Bankruptcy talks began in earnest last December, and we discussed a lot of things, most specifically my realistic expectations of my income, and the hard facts of my consumer debts. I had to accept the fact that, even with twice the income I had I still wouldn't really be able to afford the monthly payments on the condo I was living in. Two mortgages and HOA dues can really destroy a paycheck. At the end of this month, June 2010, my condo is going into foreclosure, and I'm preparing to move to a new apartment next week.

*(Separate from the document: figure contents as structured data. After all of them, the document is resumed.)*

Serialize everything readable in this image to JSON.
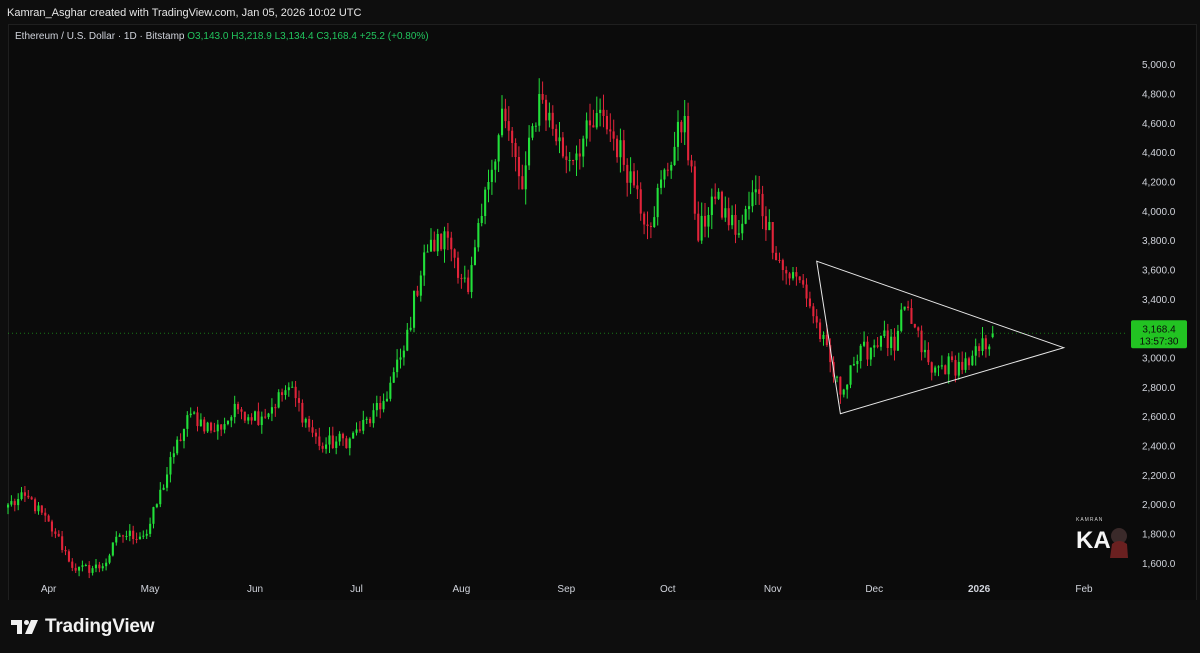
{
  "header": {
    "attribution": "Kamran_Asghar created with TradingView.com, Jan 05, 2026 10:02 UTC"
  },
  "legend": {
    "symbol": "Ethereum / U.S. Dollar · 1D · Bitstamp",
    "open": "O3,143.0",
    "high": "H3,218.9",
    "low": "L3,134.4",
    "close": "C3,168.4",
    "change": "+25.2 (+0.80%)"
  },
  "price_tag": {
    "price": "3,168.4",
    "countdown": "13:57:30"
  },
  "footer": {
    "brand": "TradingView"
  },
  "watermark": {
    "text": "KA",
    "caption": "KAMRAN"
  },
  "colors": {
    "background": "#0b0b0b",
    "up": "#22e03a",
    "down": "#e2243a",
    "axis_text": "#d1d4dc",
    "triangle": "#e8e8e8",
    "price_tag": "#22c322"
  },
  "chart_data": {
    "type": "candlestick",
    "title": "Ethereum / U.S. Dollar · 1D · Bitstamp",
    "x_axis": {
      "type": "date",
      "range": [
        "2025-03-20",
        "2026-02-14"
      ],
      "tick_labels": [
        "Apr",
        "May",
        "Jun",
        "Jul",
        "Aug",
        "Sep",
        "Oct",
        "Nov",
        "Dec",
        "2026",
        "Feb"
      ],
      "tick_dates": [
        "2025-04-01",
        "2025-05-01",
        "2025-06-01",
        "2025-07-01",
        "2025-08-01",
        "2025-09-01",
        "2025-10-01",
        "2025-11-01",
        "2025-12-01",
        "2026-01-01",
        "2026-02-01"
      ]
    },
    "y_axis": {
      "position": "right",
      "range": [
        1520,
        5100
      ],
      "ticks": [
        1600,
        1800,
        2000,
        2200,
        2400,
        2600,
        2800,
        3000,
        3200,
        3400,
        3600,
        3800,
        4000,
        4200,
        4400,
        4600,
        4800,
        5000
      ],
      "tick_labels": [
        "1,600.0",
        "1,800.0",
        "2,000.0",
        "2,200.0",
        "2,400.0",
        "2,600.0",
        "2,800.0",
        "3,000.0",
        "3,200.0",
        "3,400.0",
        "3,600.0",
        "3,800.0",
        "4,000.0",
        "4,200.0",
        "4,400.0",
        "4,600.0",
        "4,800.0",
        "5,000.0"
      ]
    },
    "grid": false,
    "close_anchors": [
      [
        "2025-03-20",
        2000
      ],
      [
        "2025-03-26",
        2050
      ],
      [
        "2025-04-03",
        1800
      ],
      [
        "2025-04-09",
        1550
      ],
      [
        "2025-04-17",
        1580
      ],
      [
        "2025-04-22",
        1790
      ],
      [
        "2025-04-30",
        1800
      ],
      [
        "2025-05-08",
        2350
      ],
      [
        "2025-05-13",
        2620
      ],
      [
        "2025-05-20",
        2500
      ],
      [
        "2025-05-27",
        2650
      ],
      [
        "2025-06-03",
        2600
      ],
      [
        "2025-06-11",
        2800
      ],
      [
        "2025-06-20",
        2400
      ],
      [
        "2025-06-29",
        2450
      ],
      [
        "2025-07-08",
        2650
      ],
      [
        "2025-07-15",
        3050
      ],
      [
        "2025-07-21",
        3720
      ],
      [
        "2025-07-28",
        3820
      ],
      [
        "2025-08-03",
        3450
      ],
      [
        "2025-08-09",
        4200
      ],
      [
        "2025-08-13",
        4700
      ],
      [
        "2025-08-19",
        4150
      ],
      [
        "2025-08-24",
        4800
      ],
      [
        "2025-09-01",
        4350
      ],
      [
        "2025-09-12",
        4650
      ],
      [
        "2025-09-22",
        4150
      ],
      [
        "2025-09-25",
        3900
      ],
      [
        "2025-10-06",
        4650
      ],
      [
        "2025-10-10",
        3800
      ],
      [
        "2025-10-14",
        4100
      ],
      [
        "2025-10-22",
        3850
      ],
      [
        "2025-10-27",
        4150
      ],
      [
        "2025-11-04",
        3600
      ],
      [
        "2025-11-10",
        3500
      ],
      [
        "2025-11-21",
        2750
      ],
      [
        "2025-11-24",
        2950
      ],
      [
        "2025-12-03",
        3150
      ],
      [
        "2025-12-07",
        3050
      ],
      [
        "2025-12-10",
        3350
      ],
      [
        "2025-12-18",
        2900
      ],
      [
        "2025-12-21",
        2950
      ],
      [
        "2025-12-29",
        2950
      ],
      [
        "2026-01-05",
        3168.4
      ]
    ],
    "last_candle": {
      "date": "2026-01-05",
      "open": 3143.0,
      "high": 3218.9,
      "low": 3134.4,
      "close": 3168.4,
      "change": 25.2,
      "change_pct": 0.8
    },
    "annotations": [
      {
        "type": "symmetrical-triangle",
        "points": [
          [
            "2025-11-14",
            3660
          ],
          [
            "2026-01-26",
            3070
          ],
          [
            "2025-11-21",
            2620
          ]
        ]
      }
    ]
  }
}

Now to the reason I'm even talking about this today:
Being a sole-proprietor, most of my worth is tied up in my business, and in my case, my inventory of merchandise I've been producing to try to grow that business. I have a huge stock of 8-Bit Tarot Decks, a good number of t-shirts and comics. If I sold them all for full retail value, it would total over $15,000. But, when I file for bankruptcy, it's likely that the bank will claim it all and liquidate it for a fraction of that to try to pay some of my creditors. So, I've decided to liquidate the inventory myself, and try to put the money to good use. Paying off my bankruptcy bills, for example (which is not a cheap process, ironically), or paying my girlfriend back the money she lent me to help me get set up in the apartment. That sort of thing. Everything in the store is currently at or below the cost of producing them, so I'm still losing some of my initial investment. But I figure, at least I'll get something, as opposed to just giving it all to the bank. And hey, I'm open to commissions and contract work as well, beginning in July. Just drop me a line and we'll talk.
So I'm asking you to help a guy out. Take advantage of the sale, tell your friends, spread the word, throw me a line. Help me get back on dry land, and on my way back to being 'comfortable'.

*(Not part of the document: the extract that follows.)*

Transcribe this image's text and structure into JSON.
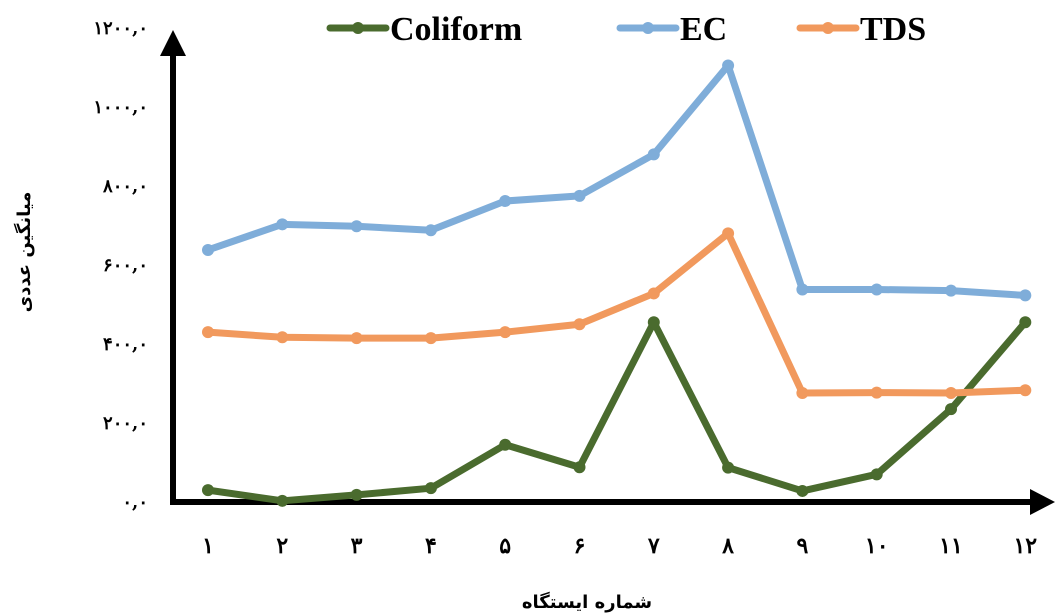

UPDATE: Holy cow, people, I can't believe the tremendous response this post has already garnered! Thanks to everyone who rewteeted this post, in just the last 24 hours over 40 new orders have come in! That's more than I think I've ever tried to tackle in a single day (and I can only imagine the look I'm going to get at the Post Office!) I'm going to do my best to stay on top of the orders that come in, but shipping might take a little longer than I expected. So, I apologize if your order doesn't ship right away. It will ship, though, don't worry! Thanks again, and please keep spreading the word, there's a lot more inventory to clear out!

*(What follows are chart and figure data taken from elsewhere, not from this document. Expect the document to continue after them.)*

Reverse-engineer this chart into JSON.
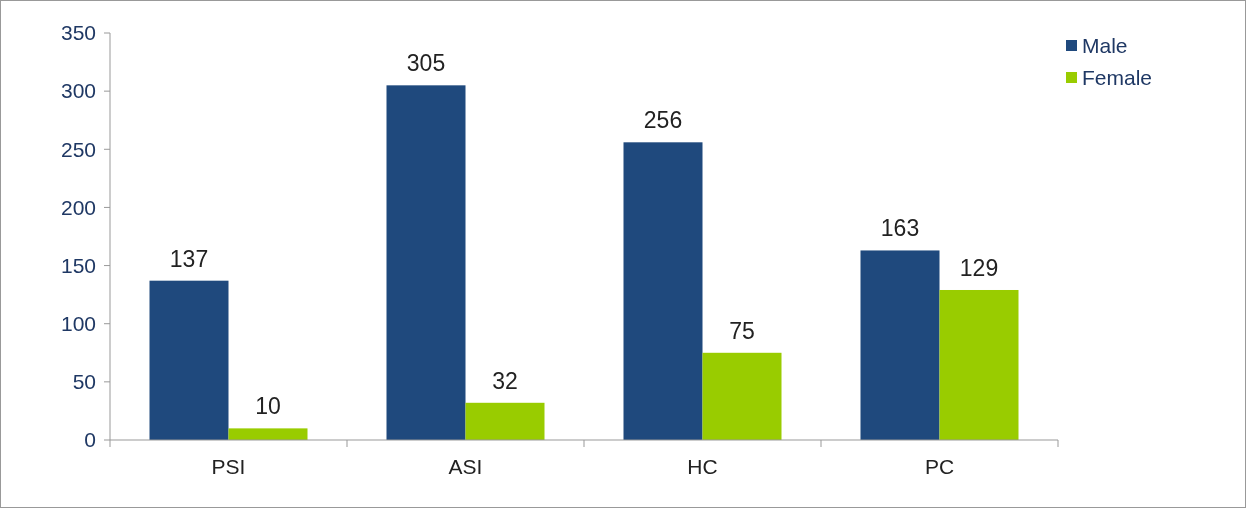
{
  "chart_data": {
    "type": "bar",
    "categories": [
      "PSI",
      "ASI",
      "HC",
      "PC"
    ],
    "series": [
      {
        "name": "Male",
        "color": "#1f497d",
        "values": [
          137,
          305,
          256,
          163
        ]
      },
      {
        "name": "Female",
        "color": "#99cc00",
        "values": [
          10,
          32,
          75,
          129
        ]
      }
    ],
    "ylim": [
      0,
      350
    ],
    "yticks": [
      0,
      50,
      100,
      150,
      200,
      250,
      300,
      350
    ],
    "grid": false,
    "legend": "top right",
    "data_labels": true
  }
}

Update #2: Over 100 orders have been taken now, and I'll be shipping a whole bunch of them out this weekend, thanks to the generous use of Meredith Gran's Endicia setup! I've still got a whole mess of inventory, though - over 200 decks of Tarot Cards, dozens of shirts (mostly in Large and X-Large sizes now), and even a few comics. Some people have asked if I'll be restocking anything that gets sold out. At this point, I'd like to be selling t-shirts, but if they continue to sell at the previous rate, I don't think it would be very feasible for me. I am hoping to start introducing more items in the store in the future, including art prints and more comics, but I'm not going to add anything else to the inventory until after the bankruptcy is all squared away and done with. Keep an eye on the blog, and I'll keep you posted. Until then, please help spread the word about my sale, and help me clear out the rest of the existing inventory! Thanks!